A teacher in a science classroom smiles as he presents a physics lesson.

Testing our New Air Track in 11th Grade Physics

At the end of our third year, Founders Classical Academy of Leander was honored with the Salvatori Prize for Excellence in Teaching. The award came with a $25,000 prize, and earlier this year some of those funds went toward the purchase of a telescope and an air track for the science department. Several weeks ago I visited Mr. Berndt’s 11th grade physics class to see the air track in action.
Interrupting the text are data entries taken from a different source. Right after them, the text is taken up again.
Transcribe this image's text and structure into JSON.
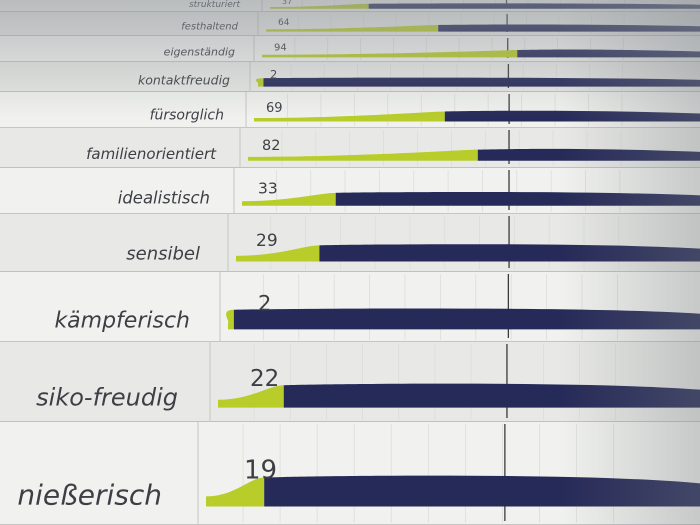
{
  "chart_data": {
    "type": "bar",
    "categories": [
      "strukturiert",
      "festhaltend",
      "eigenständig",
      "kontaktfreudig",
      "fürsorglich",
      "familienorientiert",
      "idealistisch",
      "sensibel",
      "kämpferisch",
      "risiko-freudig",
      "genießerisch"
    ],
    "categories_visible": [
      "strukturiert",
      "festhaltend",
      "eigenständig",
      "kontaktfreudig",
      "fürsorglich",
      "familienorientiert",
      "idealistisch",
      "sensibel",
      "kämpferisch",
      "siko-freudig",
      "nießerisch"
    ],
    "values": [
      37,
      64,
      94,
      2,
      69,
      82,
      33,
      29,
      2,
      22,
      19
    ],
    "value_labels": [
      "37",
      "64",
      "94",
      "2",
      "69",
      "82",
      "33",
      "29",
      "2",
      "22",
      "19"
    ],
    "ylim": [
      0,
      100
    ],
    "colors": {
      "positive": "#b8cc2a",
      "negative": "#262a58",
      "paper": "#ecedeb",
      "grid": "#3b3b3b"
    }
  }
}
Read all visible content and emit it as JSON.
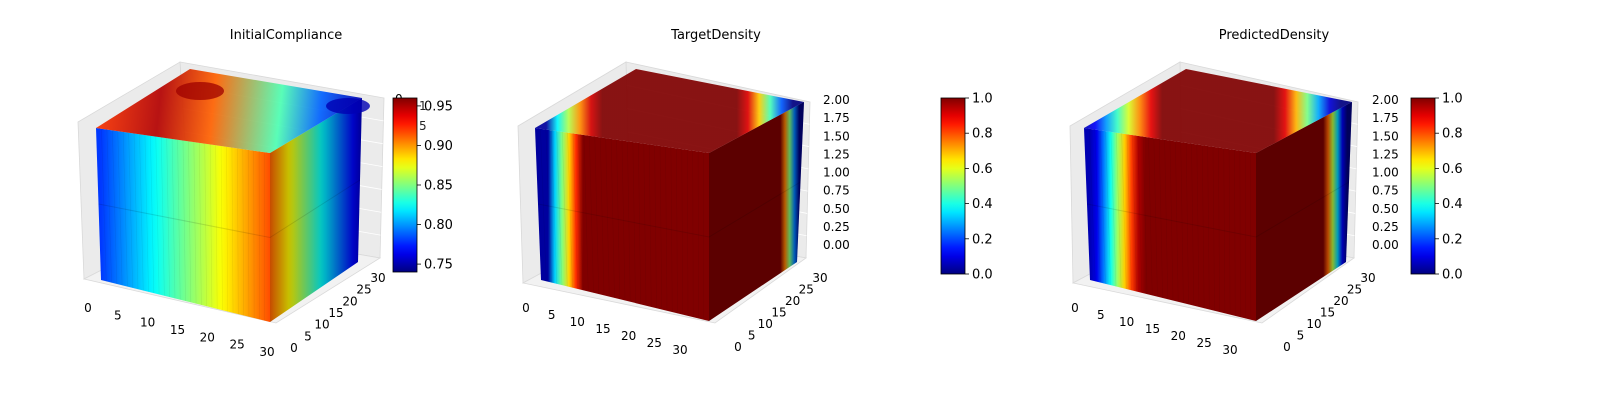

Mr. Berndt was demonstrating that mechanical energy is a conserved quantity within a closed system and in the absence of friction. First, the class saw that kinetic energy is always conserved for ideal colliding bodies, even if it is differently distributed between mass and velocity. Second, they saw that there is further conservation between gravitational potential energy and kinetic energy, and that both of these quantities are somehow measures of one and the same thing. Finally, Mr. Berndt demonstrated that there is even total conservation between gravitational potential energy, kinetic energy, and elastic potential energy.

Although these experiments do not tell us what energy is, they do suggest that by considering motion and change in terms of energy transfers, we are approaching one of the most fundamental and universal principles of material being. These experiments also show us that although physical laws may be abstractions based on particular physical events, they are no less true for being ideal.